Le milieu de terrain lorientais Ulrich Le Pen s´est particulièrement illustré à l´occasion de la 11e journée de Ligue 1 face à Valenciennes. Mais pas dans son rôle habituel d´homme du couloir gauche. L´ancien Strasbourgeois a brillé dans la cage bretonne après la blessure de Fabien Audard et l´expulsion de Lionel Cappone. Héroïque, Le Pen a repoussé avec brio les offensives nordistes et permis aux Merlus de conserver leur but d´avance pour décrocher les trois points. Sans jamais céder à l´anxiété, Le Pen a su parfaitement gérer l´heure passée comme dernier rempart des Merlus. Un authentique exploit !
Ulrich s´est fait un nom ! Un nom qu´il porte depuis toujours mais qu´il n´avait même pas sur son maillot, samedi soir sur la pelouse du Moustoir. Un maillot qu´il a pourtant bien mouillé mais qui était floqué du nom du portier numéro un des Merlus, Audard, sorti sur blessure après seulement neuf minutes de jeu. Si ce nom n´a pas fait trop d´ombre à sa carrière, il lui a, il y a quelques années, fermé bien des portes... et des micros. Les médias n´ont jamais fait d´Ulrich Le Pen un habitué des confessions d´après-match. Si le milieu offensif gauche a offert de jolis buts et de beaux moments aux supporters de Strasbourg notamment, c´est sur ses terres, en Bretagne, et dans une position qui n´est pas la sienne qu´il a marqué les esprits, peut-être pour longtemps.

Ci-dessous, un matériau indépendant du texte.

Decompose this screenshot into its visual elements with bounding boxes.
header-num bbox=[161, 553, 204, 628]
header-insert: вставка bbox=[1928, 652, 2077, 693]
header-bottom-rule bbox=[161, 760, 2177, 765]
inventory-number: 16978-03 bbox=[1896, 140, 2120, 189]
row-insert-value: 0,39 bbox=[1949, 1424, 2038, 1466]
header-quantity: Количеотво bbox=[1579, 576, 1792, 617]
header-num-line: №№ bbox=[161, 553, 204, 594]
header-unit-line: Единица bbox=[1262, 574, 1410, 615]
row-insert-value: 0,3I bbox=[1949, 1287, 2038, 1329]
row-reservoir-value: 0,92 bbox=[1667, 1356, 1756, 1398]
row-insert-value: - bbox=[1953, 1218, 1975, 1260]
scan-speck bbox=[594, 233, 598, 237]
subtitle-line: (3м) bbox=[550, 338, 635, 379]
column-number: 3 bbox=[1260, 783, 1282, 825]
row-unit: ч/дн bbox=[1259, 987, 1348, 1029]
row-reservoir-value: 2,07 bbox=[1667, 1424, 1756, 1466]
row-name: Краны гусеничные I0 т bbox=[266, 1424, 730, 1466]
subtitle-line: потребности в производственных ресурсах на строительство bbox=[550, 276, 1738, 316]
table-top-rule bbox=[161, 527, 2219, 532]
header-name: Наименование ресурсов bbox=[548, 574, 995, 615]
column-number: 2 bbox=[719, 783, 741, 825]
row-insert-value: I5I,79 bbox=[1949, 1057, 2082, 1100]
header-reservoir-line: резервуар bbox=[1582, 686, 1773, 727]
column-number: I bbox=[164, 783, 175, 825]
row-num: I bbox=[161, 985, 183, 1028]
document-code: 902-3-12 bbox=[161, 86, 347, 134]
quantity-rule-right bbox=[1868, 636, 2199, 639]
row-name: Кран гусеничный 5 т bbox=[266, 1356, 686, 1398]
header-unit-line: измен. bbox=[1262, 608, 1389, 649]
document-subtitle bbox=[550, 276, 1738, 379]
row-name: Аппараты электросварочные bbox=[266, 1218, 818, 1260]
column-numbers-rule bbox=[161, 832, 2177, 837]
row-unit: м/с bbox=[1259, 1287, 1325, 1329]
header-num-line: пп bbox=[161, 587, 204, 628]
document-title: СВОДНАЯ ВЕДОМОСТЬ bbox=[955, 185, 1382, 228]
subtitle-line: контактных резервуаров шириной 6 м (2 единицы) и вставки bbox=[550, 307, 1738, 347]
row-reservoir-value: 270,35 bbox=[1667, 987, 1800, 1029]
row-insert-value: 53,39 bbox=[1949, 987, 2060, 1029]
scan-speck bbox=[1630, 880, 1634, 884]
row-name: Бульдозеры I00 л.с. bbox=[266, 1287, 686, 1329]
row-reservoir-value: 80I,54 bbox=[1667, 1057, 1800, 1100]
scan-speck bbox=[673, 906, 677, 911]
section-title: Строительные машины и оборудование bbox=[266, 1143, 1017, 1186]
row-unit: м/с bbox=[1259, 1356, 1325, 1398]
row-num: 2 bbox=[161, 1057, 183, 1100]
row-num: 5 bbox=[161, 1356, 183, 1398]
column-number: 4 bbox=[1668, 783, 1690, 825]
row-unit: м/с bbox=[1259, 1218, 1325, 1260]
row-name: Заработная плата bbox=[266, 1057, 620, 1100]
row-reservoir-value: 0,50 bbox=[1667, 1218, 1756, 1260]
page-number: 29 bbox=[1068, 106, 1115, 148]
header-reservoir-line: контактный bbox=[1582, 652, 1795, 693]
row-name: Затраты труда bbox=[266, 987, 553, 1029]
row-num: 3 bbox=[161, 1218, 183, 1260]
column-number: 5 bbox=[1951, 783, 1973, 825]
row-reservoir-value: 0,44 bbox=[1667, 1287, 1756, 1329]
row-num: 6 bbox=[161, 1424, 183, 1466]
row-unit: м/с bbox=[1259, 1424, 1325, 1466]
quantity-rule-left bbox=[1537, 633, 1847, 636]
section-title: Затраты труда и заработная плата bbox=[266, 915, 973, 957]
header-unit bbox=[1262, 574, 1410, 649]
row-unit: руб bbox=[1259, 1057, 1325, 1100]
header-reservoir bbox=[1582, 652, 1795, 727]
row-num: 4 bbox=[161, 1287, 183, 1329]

"Je savais qu´il était bon"
Interrogé il y a quelques années sur la difficulté à porter ce nom, connu en terre morbihannaise, Ulrich Le Pen avait eu ces mots simples : "c´est mon nom, celui de mon père, pourquoi en changer !" Samedi, pour le compte de la 11e journée de Ligue 1, Le Pen a été héroïque. A peine les gants enfilés, le natif d´Auray s´employait sur le coup franc de Roudet consécutif à l´expulsion de Cappone (24e). Une mise en mains en somme ! "A la fin de pratiquement toutes les séances, il se mettait dans le but. Je savais qu´il était bon. J´ai pourtant averti mes joueurs à la mi-temps", déclarait Antoine Kombouaré, le coach valenciennois à l´issue de la rencontre. L´ancien joueur du PSG, pour avoir côtoyé Le Pen pendant deux saisons à Strasbourg, sait de quoi il parle. Et le Lorientais lui donnait raison. Au retour du vestiaire, le portier intérimaire s´interposait devant Dossevi (52e), puis face à Haddad (58e). Décisif, Le Pen l´était à nouveau en fin de rencontre. Il se détendait parfaitement sur une frappe de Paauwe (87e) puis bloquait l´ultime tentative nordiste de Bratu (90e).
Bon pied, bon oeil
"Il a été très bon, il a su s´imposer dans le jeu aérien, a montré qu´il savait plonger. Soit il s´entraîne en cachette, soit c´est vraiment un bon gardien", confiait pour sa part Nicolas Penneteau, le portier nordiste. A 32 ans, l´ancien Rennais décroche son moment de gloire, à un poste très loin de ses repères habituels en compétition. Ulrich Le Pen, fou de joie après le coup de sifflet final, tempérait toutefois ses propos : "J´ai vécu une soirée difficile. Il faut toujours être sur le qui-vive, diriger sa défense. Mais forcément, je suis content. Mes coéquipiers m´ont bien aidé". A l´instar d´un Eric Cantona qui ne se voyait pas évoluer à un autre poste que celui de gardien ou d´attaquant, ou encore d´un Jean-Pierre Papin qui aimait prendre place dans la cage lorsqu´il évoluait à Marseille, Ulrich Le Pen aime à jouer les portiers. Aussi à l´aise balle au pied que ballon en main, le Morbihannais s´est peut-être trouvé une nouvelle vocation, à bientôt 33 ans. Il a en tous cas dégagé samedi soir une étonnante facilité.